Mas, no mês passado, investigadores italianos finalmente conseguiram localizá-lo numa cidade a noroeste de Madri, graças em parte a uma ferramenta inesperada: o Google Maps.

"Dizem que a sorte favorece os arrojados", disse o general Nicola Altiero, vice-diretor do Departamento de Investigações Antimáfia italiano, que realizou a operação em conjunto com promotores de Palermo. Ele explicou que os investigadores usaram o Google Maps e o Google Street View para rastrear Gammino, siciliano cujo nome constava da lista de fugitivos mais perigosos da Itália.

Investigadores em Palermo se negaram a comentar como rastrearam Gammino até Galapagar, cidade próxima a Madri, dizendo que alguns aspectos do caso ainda fazem parte de um inquérito em andamento.

Mas Altiero não hesitou em revelar mais. Explicou que os investigadores usaram as ferramentas do Google para procurar um mercadinho de hortifrútis, El Huerto de Manu, que acreditavam que pudesse ter vínculos com o foragido. E encontraram por acaso a imagem de um homem em frente à loja.

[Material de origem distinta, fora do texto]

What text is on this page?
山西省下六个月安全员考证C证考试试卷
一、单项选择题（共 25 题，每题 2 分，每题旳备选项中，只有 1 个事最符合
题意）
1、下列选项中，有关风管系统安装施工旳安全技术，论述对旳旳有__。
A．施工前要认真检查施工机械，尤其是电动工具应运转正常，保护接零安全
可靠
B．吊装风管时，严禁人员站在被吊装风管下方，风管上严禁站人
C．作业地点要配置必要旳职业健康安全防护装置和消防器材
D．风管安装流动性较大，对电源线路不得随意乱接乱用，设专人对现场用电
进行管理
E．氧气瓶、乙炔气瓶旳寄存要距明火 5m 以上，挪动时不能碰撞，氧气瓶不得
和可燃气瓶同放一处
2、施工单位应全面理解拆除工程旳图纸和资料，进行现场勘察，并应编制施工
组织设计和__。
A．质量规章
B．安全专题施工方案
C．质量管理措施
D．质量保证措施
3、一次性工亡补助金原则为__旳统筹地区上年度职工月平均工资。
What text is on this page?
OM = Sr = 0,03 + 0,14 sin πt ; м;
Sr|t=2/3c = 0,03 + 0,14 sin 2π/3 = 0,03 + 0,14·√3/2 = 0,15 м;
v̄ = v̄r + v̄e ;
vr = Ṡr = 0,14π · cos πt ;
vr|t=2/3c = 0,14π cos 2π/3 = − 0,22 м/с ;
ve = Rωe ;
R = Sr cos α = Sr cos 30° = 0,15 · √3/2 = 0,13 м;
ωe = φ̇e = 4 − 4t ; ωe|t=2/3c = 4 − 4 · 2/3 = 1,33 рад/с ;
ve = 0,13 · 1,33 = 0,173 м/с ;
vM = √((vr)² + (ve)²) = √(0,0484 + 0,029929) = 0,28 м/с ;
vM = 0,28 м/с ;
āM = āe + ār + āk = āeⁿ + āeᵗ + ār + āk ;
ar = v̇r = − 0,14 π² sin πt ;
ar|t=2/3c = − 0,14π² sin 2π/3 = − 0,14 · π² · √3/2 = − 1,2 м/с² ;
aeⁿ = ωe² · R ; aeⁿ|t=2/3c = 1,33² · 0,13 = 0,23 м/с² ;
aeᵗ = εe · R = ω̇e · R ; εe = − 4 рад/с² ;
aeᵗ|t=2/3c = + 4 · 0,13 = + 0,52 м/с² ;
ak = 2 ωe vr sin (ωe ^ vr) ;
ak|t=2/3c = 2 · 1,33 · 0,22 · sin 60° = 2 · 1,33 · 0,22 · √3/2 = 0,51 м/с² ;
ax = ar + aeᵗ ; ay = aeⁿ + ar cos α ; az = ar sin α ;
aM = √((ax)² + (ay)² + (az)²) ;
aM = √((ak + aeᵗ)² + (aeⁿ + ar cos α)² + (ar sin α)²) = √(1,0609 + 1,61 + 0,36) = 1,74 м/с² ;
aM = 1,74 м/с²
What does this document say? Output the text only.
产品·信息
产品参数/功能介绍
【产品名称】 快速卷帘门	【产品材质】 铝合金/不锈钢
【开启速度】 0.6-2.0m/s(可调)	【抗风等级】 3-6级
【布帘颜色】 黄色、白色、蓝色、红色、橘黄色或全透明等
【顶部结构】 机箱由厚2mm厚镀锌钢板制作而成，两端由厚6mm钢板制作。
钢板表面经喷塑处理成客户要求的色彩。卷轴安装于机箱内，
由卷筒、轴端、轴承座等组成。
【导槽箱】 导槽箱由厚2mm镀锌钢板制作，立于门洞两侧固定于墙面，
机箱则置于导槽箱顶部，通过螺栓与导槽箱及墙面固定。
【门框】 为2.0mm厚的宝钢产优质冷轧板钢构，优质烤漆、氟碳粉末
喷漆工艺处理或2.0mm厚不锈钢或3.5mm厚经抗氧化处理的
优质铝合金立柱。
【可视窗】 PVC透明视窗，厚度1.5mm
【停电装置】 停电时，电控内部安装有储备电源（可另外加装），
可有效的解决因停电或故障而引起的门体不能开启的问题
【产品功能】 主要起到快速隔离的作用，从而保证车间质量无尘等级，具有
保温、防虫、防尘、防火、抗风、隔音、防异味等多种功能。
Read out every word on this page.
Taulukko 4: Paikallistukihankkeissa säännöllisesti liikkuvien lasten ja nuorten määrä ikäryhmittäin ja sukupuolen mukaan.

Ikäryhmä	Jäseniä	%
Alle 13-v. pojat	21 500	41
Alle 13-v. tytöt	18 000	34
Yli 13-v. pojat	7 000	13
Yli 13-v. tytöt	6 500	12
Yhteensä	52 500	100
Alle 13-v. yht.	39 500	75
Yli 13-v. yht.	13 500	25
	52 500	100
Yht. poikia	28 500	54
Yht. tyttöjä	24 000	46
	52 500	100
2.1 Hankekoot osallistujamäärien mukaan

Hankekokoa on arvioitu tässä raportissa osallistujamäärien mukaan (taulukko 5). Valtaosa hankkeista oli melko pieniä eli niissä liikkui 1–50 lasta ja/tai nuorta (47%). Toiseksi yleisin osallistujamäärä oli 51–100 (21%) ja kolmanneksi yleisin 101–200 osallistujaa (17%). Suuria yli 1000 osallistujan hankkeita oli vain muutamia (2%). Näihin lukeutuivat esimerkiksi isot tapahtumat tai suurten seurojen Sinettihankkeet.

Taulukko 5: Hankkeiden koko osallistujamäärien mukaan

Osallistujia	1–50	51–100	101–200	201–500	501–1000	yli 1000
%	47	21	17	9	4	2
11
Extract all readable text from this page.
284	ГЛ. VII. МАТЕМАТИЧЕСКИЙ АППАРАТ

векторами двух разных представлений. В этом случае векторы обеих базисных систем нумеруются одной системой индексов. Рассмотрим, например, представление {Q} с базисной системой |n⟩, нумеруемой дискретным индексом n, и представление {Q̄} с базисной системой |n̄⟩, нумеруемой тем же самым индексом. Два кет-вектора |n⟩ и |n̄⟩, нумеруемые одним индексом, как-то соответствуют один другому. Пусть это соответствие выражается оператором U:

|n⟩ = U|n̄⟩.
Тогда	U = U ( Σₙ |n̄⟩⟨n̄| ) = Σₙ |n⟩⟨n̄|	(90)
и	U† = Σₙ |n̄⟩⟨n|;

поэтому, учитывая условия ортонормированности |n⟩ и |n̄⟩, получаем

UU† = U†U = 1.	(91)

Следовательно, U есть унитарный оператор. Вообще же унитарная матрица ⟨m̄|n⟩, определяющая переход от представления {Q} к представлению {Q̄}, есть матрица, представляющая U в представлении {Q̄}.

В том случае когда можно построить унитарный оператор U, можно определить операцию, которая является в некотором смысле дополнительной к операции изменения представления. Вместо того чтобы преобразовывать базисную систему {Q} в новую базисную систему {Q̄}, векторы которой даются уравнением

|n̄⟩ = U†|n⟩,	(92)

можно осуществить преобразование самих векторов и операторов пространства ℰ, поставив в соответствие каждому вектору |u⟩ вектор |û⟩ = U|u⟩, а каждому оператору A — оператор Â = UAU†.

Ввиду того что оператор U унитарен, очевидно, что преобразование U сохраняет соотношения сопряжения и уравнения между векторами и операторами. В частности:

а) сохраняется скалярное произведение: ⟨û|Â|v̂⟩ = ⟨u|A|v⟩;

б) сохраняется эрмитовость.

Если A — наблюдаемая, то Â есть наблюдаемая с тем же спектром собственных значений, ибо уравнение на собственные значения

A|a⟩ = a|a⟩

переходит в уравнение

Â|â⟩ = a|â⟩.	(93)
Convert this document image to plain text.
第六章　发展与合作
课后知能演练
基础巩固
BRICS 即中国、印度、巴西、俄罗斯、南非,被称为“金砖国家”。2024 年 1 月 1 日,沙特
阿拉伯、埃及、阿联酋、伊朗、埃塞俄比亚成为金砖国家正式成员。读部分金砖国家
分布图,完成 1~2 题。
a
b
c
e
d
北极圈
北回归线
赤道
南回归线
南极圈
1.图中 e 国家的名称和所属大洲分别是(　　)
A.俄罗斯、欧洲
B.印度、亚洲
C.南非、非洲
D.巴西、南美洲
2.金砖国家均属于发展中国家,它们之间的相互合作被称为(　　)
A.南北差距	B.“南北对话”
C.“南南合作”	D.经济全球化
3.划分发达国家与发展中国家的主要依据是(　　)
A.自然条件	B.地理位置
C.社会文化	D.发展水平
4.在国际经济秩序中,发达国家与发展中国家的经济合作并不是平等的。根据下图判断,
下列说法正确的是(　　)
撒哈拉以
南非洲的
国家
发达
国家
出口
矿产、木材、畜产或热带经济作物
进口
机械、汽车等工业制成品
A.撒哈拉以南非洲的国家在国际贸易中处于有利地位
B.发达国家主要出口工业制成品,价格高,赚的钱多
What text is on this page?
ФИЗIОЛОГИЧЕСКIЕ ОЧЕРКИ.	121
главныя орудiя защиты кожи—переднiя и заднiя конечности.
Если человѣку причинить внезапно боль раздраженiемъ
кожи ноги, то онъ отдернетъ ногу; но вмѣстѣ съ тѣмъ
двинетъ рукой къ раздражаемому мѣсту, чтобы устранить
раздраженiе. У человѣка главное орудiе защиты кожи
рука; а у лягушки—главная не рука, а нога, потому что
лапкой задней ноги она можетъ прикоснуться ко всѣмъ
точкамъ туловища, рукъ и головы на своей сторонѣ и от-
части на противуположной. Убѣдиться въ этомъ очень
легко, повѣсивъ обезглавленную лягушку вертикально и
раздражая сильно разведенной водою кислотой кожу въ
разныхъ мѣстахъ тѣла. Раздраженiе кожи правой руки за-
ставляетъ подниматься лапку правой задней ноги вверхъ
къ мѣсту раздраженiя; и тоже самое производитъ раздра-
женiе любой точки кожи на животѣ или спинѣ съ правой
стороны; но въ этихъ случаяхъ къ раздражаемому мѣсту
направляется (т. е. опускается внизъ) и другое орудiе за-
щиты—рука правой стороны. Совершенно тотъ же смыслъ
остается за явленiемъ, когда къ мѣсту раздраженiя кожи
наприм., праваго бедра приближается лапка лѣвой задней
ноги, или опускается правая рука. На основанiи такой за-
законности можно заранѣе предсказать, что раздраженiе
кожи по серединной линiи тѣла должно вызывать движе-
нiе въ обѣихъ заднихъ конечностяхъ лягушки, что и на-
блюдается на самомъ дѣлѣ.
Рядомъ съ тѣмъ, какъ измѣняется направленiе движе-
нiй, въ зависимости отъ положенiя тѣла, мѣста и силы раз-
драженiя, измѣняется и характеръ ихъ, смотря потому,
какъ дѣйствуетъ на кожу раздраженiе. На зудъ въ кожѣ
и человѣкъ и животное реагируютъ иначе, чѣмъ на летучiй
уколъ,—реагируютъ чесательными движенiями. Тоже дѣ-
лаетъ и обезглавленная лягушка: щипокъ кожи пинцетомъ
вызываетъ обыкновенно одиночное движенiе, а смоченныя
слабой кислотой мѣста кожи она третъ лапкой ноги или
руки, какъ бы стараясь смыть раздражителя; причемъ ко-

O homem na imagem tinha a mesma altura, peso e conformação física que Gammino, disse Altiero, e os investigadores notaram que o número de telefone do mercadinho era o mesmo de um restaurante próximo, La Cocina de Manu, que fechara as portas alguns anos antes.

Mas suas páginas nas redes sociais ainda estavam online. Uma delas trazia uma foto do chef do restaurante ao lado de um forno a lenha usado para assar pizzas. Os investigadores aplicaram tecnologia de progressão de idade a uma foto antiga de Gammino para terem uma ideia de como seria a aparência física do foragido depois de 20 anos e identificaram o chef como o homem procurado.

Investigadores italianos contataram a polícia espanhola que caça foragidos, e Gammino foi preso no dia 17 de dezembro, quando caminhava na rua. Altiero disse que outras pistas foram encontradas nas duas décadas da investigação, mas que a descoberta feita com as ferramentas do Google foi fundamental para a detenção rápida de Gammino. "Topar com a imagem no Google Maps foi um golpe de sorte, mas de qualquer maneira já tínhamos outras evidências que nos teriam levado até ele eventualmente", disse Altiero. "O Google Maps nos levou lá mais rapidamente"

Gammino começou a ter problemas com a Justiça nos anos 80, quando foi investigado por tráfico de drogas. Detetives pensam que ele era membro de um clã "stidda" sediado em Campobello di Licata, cidade a leste de Agrigento, na Sicília. O stidda (estrela, no dialeto siciliano) atraiu integrantes das fileiras de mafiosos que nos anos 80 começaram a se rebelar contra os líderes da máfia siciliana, a Cosa Nostra.

Uma guerra territorial entre o stidda e a Cosa Nostra teria deixado cerca de 200 mortos, segundo declaração do Departamento de Investigações Antimáfia anunciando a prisão de Gammino na Espanha.

Gammino foi preso em 1999, acusado de homicídio. Em 26 de junho de 2002, quando estava detido na prisão de Rebibbia, aguardando julgamento, ele teria saído pela porta da frente do presídio, aproveitando a agitação criada por equipes que filmavam um seriado de TV. Durante os anos foragido, foi condenado à revelia por homicídio doloso, e, em 2014, foi emitida uma ordem europeia de prisão contra ele.

Um promotor em Palermo se negou a dizer se Gammino se envolveu em atividades ilegais na Espanha. Segundo investigadores, a expectativa é a de que ele seja extraditado para a Itália nas próximas semanas para cumprir pena de prisão perpétua.